Сотрудничество педагогического дарования, литературного таланта и
высочайшего одобрения принесло свои плоды - <Кот в сапогах> и <Спящая
красавица>, переведенные Жуковским, прочно заняли свое место среди
классических произведений для детского чтения.
Несколько позднее была повторена попытка избавить Карабаса от порядком
надоевшего читателям кота; герой определенно рвался на волю. На сей раз
избавителем оказался поэт Николай Степанович Гумилев. В 1910 году он пишет
странное стихотворение, в котором <потомок древних рас> отказывается от
богатства и славы, предпочитает ночевать под старой ивой, наслаждаясь дарами
природы. Это стихотворение содержит в себе намек, которого нет ни у Беранже,
ни у Перро. По Гумилеву, Карабас и в самом деле <маркиз>, властитель, ни
много, ни мало - <каждой травки и каждой ветки>. Говорящий кот наконец-то
поставлен на место: он всего лишь верный слуга, тогда как кот Перро
относился к хозяину не с большим почтением, чем Фигаро к графу Альмавиве. И,
конечно, Карабас Гумилева - антипод Карабаса Беранже. На русской почве
маркиз утерял галльскую живость и хвастовство, зато приобрел типичные
славянские черты: созерцательность, лень и неприхотливость.
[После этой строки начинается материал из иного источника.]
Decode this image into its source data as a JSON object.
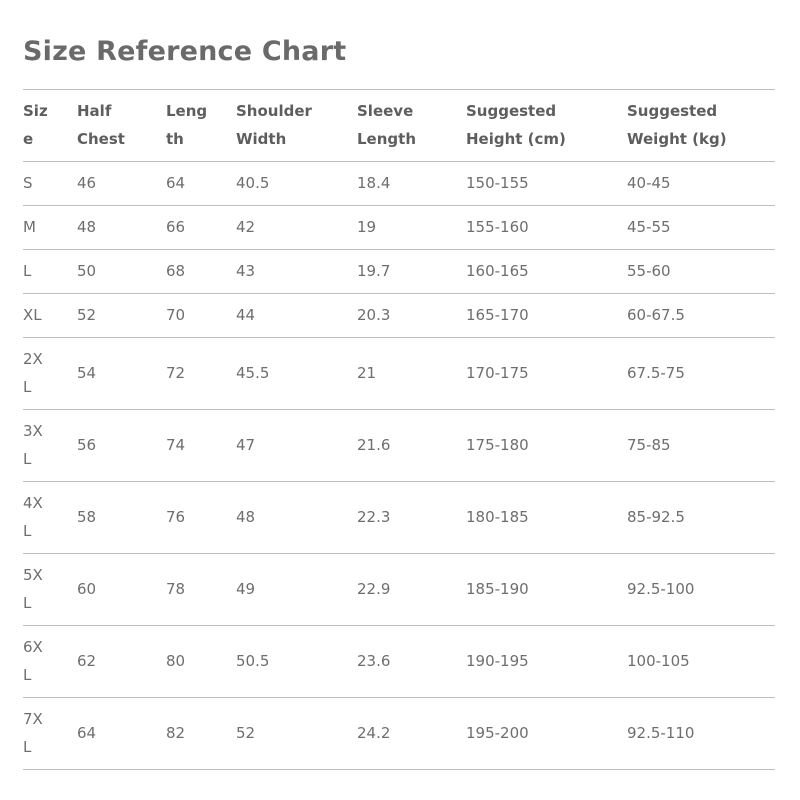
{
  "title": "Size Reference Chart",
  "columns": [
    "Size",
    "Half Chest",
    "Length",
    "Shoulder Width",
    "Sleeve Length",
    "Suggested Height (cm)",
    "Suggested Weight (kg)"
  ],
  "rows": [
    [
      "S",
      "46",
      "64",
      "40.5",
      "18.4",
      "150-155",
      "40-45"
    ],
    [
      "M",
      "48",
      "66",
      "42",
      "19",
      "155-160",
      "45-55"
    ],
    [
      "L",
      "50",
      "68",
      "43",
      "19.7",
      "160-165",
      "55-60"
    ],
    [
      "XL",
      "52",
      "70",
      "44",
      "20.3",
      "165-170",
      "60-67.5"
    ],
    [
      "2XL",
      "54",
      "72",
      "45.5",
      "21",
      "170-175",
      "67.5-75"
    ],
    [
      "3XL",
      "56",
      "74",
      "47",
      "21.6",
      "175-180",
      "75-85"
    ],
    [
      "4XL",
      "58",
      "76",
      "48",
      "22.3",
      "180-185",
      "85-92.5"
    ],
    [
      "5XL",
      "60",
      "78",
      "49",
      "22.9",
      "185-190",
      "92.5-100"
    ],
    [
      "6XL",
      "62",
      "80",
      "50.5",
      "23.6",
      "190-195",
      "100-105"
    ],
    [
      "7XL",
      "64",
      "82",
      "52",
      "24.2",
      "195-200",
      "92.5-110"
    ]
  ]
}
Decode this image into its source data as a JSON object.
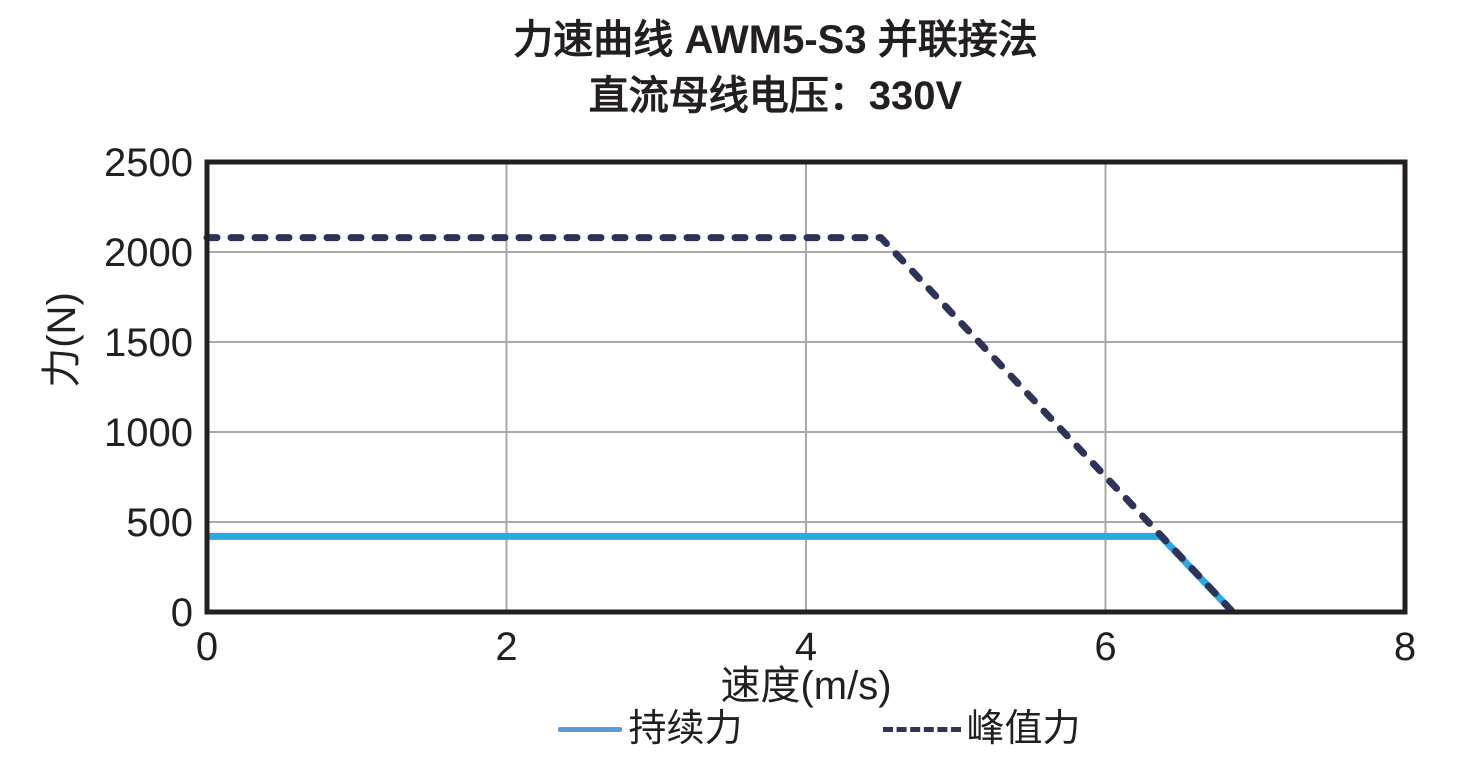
{
  "title": {
    "line1": "力速曲线 AWM5-S3 并联接法",
    "line2": "直流母线电压：330V"
  },
  "chart_data": {
    "type": "line",
    "title": "力速曲线 AWM5-S3 并联接法",
    "subtitle": "直流母线电压：330V",
    "xlabel": "速度(m/s)",
    "ylabel": "力(N)",
    "xlim": [
      0,
      8
    ],
    "ylim": [
      0,
      2500
    ],
    "x_ticks": [
      0,
      2,
      4,
      6,
      8
    ],
    "y_ticks": [
      0,
      500,
      1000,
      1500,
      2000,
      2500
    ],
    "grid": true,
    "legend_position": "bottom",
    "series": [
      {
        "name": "持续力",
        "style": "solid",
        "color": "#29ABE2",
        "points": [
          [
            0,
            420
          ],
          [
            6.37,
            420
          ],
          [
            6.85,
            0
          ]
        ]
      },
      {
        "name": "峰值力",
        "style": "dashed",
        "color": "#2D3359",
        "points": [
          [
            0,
            2080
          ],
          [
            4.5,
            2080
          ],
          [
            6.85,
            0
          ]
        ]
      }
    ]
  },
  "legend": {
    "items": [
      {
        "label": "持续力",
        "style": "solid",
        "color": "#5B9BD5"
      },
      {
        "label": "峰值力",
        "style": "dashed",
        "color": "#2D3359"
      }
    ]
  },
  "colors": {
    "background": "#FFFFFF",
    "axis_box": "#231F20",
    "grid": "#A9A9A9",
    "text": "#231F20"
  }
}
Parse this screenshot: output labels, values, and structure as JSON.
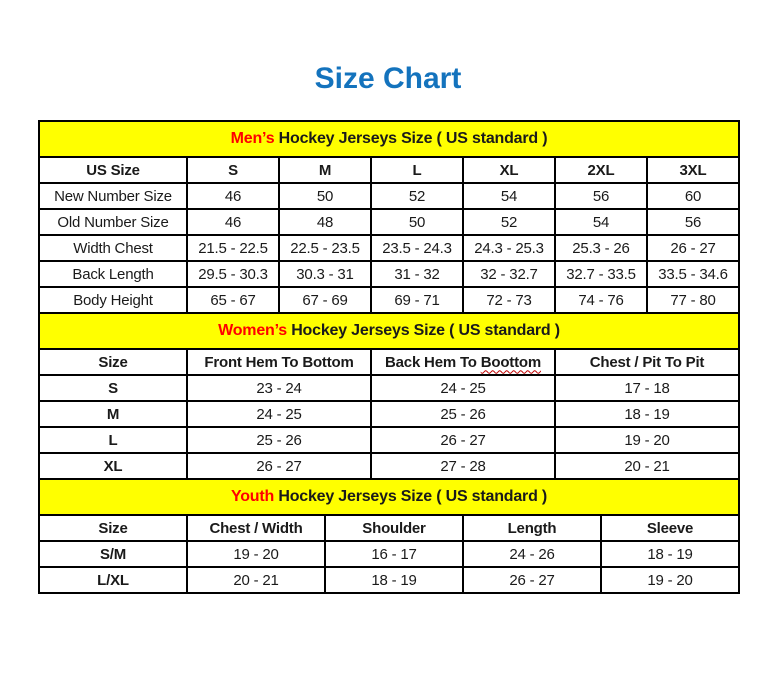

Можно ли объяснить такую эволюцию классического образа лишь только
поэтическим стремлением к парадоксу? Конечно, можно, за отсутствием других
объяснений. Другие объяснения чуть позднее появятся, посыплются, как из
мешка! Но пока что следует уделить внимание второй части имени кукольника из
<Золотого ключика>, оно того стоит.
----------------------------------------------------------------------------
----
[i] Это к тому, что Аристотель и Платон (последний в особенности) уделяли
указанной проблеме немало внимания, а вовсе не к тому, что автор равняет
себя с великими мудрецами древности.
[ii] Выражение <кумулятивный> употреблено здесь в значении <результат
сложения усилий>.
[iii] Например, <остров дураков> из <Незнайки на Луне> явно списан со
<страны развлечений> из <Пиноккио>.
[iv] Во время публикации <Сказок матушки Гусыни> Перро было 69 лет.
[v] В большинстве (фр.)
[vi] Французский Мир (лат.)
[vii] В некоторых переводах - <Сын мельника и пестрая кошечка> (пер.
Петникова, [28]).
[viii] Человек, который всего в жизни добился самостоятельно (англ.)
[ix] В те времена была распространена поговорка, что в королевской армии
служит больше <реалистов>, нежели <роялистов>.